Friday, October 10, 2014

Book Review: Crossing the Tracks

Lately I've been working on some knitting projects, well honestly I started one project in mid-June, finished it in time for Otakon in early August, and then started another project in late August, and the thing is that I do most of my knitting on my commute. I take public transportation and, if I'm lucky enough, can get a seat for both the morning and evening and sitting while knitting is infinitely easier than trying to stand and balance knitting. Unfortunately this is also my biggest chunk of free time in the day to do reading so I'm starting to get dangerously close to the end of my book list for reviewing here and honestly even if I was reading on the metro it might not help, it's surprisingly hard to hold a book and turn the pages one-handed if you're trying to use the other hand to stop yourself from creating a human line of dominos.
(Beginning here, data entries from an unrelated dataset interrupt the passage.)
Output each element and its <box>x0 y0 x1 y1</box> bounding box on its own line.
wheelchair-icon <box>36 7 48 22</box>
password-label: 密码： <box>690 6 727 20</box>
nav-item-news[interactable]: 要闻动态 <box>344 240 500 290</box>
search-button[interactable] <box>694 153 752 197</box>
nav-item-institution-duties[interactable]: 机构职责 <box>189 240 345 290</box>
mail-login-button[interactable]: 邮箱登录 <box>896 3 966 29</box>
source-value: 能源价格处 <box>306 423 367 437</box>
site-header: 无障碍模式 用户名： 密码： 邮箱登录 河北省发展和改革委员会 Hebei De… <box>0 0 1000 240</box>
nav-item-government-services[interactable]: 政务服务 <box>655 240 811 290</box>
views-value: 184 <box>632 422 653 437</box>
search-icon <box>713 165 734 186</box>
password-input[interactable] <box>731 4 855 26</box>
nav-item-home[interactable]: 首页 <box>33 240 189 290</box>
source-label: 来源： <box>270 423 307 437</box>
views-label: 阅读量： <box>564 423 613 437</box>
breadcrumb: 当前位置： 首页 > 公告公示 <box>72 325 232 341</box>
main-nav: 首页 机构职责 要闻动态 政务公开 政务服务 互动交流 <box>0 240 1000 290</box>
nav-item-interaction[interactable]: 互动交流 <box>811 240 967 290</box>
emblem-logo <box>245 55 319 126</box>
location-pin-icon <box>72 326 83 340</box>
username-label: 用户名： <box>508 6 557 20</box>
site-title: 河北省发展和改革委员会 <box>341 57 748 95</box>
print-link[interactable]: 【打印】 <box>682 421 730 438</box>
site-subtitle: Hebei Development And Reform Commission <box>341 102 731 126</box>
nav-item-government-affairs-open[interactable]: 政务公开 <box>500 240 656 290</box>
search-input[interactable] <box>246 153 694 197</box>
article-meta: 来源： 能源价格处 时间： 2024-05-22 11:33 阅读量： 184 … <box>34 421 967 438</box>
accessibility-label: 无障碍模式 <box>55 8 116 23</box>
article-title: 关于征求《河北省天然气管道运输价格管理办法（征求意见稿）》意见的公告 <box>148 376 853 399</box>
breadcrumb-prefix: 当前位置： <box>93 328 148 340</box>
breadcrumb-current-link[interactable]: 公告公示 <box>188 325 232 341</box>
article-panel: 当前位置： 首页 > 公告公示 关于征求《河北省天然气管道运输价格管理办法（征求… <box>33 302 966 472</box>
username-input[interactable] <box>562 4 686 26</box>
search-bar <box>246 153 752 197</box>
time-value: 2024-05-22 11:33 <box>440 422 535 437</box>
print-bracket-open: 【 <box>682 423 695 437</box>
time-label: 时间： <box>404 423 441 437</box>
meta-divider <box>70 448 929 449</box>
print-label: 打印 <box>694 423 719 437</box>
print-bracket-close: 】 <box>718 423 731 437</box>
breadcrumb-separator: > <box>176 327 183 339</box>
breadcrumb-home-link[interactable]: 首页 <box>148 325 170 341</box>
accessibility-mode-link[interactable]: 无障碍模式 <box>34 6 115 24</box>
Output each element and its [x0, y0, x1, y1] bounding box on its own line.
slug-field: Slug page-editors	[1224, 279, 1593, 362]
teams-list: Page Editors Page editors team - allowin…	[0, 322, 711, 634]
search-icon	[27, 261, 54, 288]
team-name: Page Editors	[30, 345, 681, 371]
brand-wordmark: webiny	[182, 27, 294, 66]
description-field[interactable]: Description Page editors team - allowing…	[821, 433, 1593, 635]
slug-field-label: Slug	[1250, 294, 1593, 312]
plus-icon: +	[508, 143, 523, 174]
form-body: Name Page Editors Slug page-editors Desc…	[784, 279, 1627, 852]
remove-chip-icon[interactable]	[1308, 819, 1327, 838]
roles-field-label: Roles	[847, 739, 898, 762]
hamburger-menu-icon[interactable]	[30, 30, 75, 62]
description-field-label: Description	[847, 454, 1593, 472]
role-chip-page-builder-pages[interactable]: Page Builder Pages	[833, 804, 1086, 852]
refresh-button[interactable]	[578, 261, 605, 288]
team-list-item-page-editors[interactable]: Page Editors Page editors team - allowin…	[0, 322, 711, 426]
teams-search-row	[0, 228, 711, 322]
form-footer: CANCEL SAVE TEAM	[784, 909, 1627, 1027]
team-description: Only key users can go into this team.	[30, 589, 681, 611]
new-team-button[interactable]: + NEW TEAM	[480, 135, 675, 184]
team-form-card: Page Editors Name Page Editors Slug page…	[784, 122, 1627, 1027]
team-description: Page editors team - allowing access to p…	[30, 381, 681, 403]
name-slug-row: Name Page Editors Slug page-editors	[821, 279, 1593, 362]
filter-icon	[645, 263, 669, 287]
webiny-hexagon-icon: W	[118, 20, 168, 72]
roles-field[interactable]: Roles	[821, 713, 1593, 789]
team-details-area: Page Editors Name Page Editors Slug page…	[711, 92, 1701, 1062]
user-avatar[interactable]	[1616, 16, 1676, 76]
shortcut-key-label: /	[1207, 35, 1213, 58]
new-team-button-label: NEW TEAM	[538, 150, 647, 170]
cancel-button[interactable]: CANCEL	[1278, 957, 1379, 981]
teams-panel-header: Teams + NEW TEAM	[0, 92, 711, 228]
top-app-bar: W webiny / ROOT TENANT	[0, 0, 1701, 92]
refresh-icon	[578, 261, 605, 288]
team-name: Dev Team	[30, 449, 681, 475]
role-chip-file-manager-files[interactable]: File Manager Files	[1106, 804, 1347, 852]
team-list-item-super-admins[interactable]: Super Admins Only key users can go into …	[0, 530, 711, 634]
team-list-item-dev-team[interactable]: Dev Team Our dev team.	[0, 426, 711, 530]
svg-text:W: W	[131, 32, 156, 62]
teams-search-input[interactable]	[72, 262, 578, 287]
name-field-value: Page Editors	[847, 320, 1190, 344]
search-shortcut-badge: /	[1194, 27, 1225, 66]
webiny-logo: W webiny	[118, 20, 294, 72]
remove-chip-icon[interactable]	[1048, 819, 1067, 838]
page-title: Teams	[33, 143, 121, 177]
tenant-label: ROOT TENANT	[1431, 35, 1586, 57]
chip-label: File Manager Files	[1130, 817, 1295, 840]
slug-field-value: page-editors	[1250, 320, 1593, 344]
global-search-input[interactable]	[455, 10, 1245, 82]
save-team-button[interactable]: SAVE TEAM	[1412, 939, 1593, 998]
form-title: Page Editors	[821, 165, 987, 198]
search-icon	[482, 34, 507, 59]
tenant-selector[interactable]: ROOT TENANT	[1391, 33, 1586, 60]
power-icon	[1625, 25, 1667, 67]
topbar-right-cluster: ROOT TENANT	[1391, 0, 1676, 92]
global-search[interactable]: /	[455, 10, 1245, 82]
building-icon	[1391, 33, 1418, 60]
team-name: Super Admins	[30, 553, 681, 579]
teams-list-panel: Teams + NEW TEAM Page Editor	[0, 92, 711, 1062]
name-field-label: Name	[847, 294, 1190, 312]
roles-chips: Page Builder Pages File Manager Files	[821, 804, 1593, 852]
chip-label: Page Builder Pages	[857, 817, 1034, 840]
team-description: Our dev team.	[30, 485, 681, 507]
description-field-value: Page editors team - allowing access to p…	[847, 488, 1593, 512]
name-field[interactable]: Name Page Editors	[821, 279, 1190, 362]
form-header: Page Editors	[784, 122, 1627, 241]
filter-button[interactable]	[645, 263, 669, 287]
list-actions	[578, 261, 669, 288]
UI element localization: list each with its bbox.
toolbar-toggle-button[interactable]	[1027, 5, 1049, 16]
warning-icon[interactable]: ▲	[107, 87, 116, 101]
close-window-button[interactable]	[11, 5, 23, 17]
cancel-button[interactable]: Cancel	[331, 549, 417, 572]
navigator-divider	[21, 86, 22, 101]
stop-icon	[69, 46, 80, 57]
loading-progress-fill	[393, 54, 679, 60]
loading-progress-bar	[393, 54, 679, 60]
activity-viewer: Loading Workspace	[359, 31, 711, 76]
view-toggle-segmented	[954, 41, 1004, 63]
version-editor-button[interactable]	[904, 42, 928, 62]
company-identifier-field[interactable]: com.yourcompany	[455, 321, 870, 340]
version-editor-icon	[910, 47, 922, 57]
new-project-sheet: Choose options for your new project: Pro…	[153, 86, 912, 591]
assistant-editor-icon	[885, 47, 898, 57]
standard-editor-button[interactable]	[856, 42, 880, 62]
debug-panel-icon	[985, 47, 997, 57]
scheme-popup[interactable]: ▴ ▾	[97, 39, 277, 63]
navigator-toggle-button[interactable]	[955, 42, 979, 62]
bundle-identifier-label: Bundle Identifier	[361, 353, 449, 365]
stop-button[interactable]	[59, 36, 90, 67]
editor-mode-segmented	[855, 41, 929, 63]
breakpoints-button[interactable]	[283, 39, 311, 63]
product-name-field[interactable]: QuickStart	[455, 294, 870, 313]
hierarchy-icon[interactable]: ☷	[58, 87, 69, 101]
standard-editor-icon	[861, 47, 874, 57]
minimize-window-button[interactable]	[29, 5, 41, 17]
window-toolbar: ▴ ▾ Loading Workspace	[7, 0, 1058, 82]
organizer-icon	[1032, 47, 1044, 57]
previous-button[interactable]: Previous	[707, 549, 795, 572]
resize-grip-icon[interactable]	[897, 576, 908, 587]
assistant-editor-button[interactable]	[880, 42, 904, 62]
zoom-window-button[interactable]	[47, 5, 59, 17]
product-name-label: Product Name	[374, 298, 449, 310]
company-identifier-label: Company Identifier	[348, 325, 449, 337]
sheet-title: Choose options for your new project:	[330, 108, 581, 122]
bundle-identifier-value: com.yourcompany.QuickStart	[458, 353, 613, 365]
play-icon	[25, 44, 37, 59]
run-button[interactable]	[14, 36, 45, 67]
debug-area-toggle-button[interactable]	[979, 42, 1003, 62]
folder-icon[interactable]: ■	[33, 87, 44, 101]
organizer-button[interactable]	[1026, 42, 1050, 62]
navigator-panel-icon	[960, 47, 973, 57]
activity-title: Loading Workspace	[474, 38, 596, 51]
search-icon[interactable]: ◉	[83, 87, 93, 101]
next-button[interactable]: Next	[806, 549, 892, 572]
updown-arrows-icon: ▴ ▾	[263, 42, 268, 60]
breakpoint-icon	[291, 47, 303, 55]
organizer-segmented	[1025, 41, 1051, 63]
So bear with me if I have to skip an update or two in the coming months, especially since I'm starting a few new series and these days I'd almost rather review an entire series at once instead of talking about the series two or three times in three months or so, thank goodness not everything I'm reading is a sequel!


Crossing the Tracks by Barbara Stuber


It's 1926 and Iris has never felt connected to her shoe salesman father which, since her mother is long dead, makes her feel as if she's at loose ends and ignored. The fact that her father hired her out for the summer to look after a doctor's ailing mother doesn't help this feeling at all, nor does Iris' habit of over-panicking, but in some ways this might have been the best thing that's ever happened to her.

Forgive me if I'm starting to repeat myself in these reviews but, this wasn't a bad book, it's even won some awards, but I can't call it an engaging book either. The book's style and tone actually seemed a bit old fashioned, it's only from 2010 but yet it lacks a lot of the stylistic details I usually see in YA these days. It was nice to not have a love triangle (/generally angsty love interest) or any general "angsty" tropes and yet, even thought you can write a simple story and make it good this one just didn't work for me. It wasn't quite boring but it was a bit paint by the numbers, no plot twist really surprised me (even the one that should've been shocking since the book flap hinted at it and that character was so far removed from the story that it certainly didn't give me an emotional reaction to it). There were Characters Who Are Good People, Characters Who Are Bad People, and Characters Who Aren't Bad But Certainly Unlikable, some of the characters were a little deeper than others but no one felt fleshed out enough to really be believable, again it reminded me of books from an older time where a character would miraculously stumble upon lovely people who would become the perfect surrogate family for them without any trouble at all. And this lack of conflict, the fact that the conflict in the story always came from an outside group instead, just made everything seem a bit too flat. I fear that this is the kind of book I'll end up forgetting about in just a few months which is always the exact opposite of what I hope for when I pick up a book to read.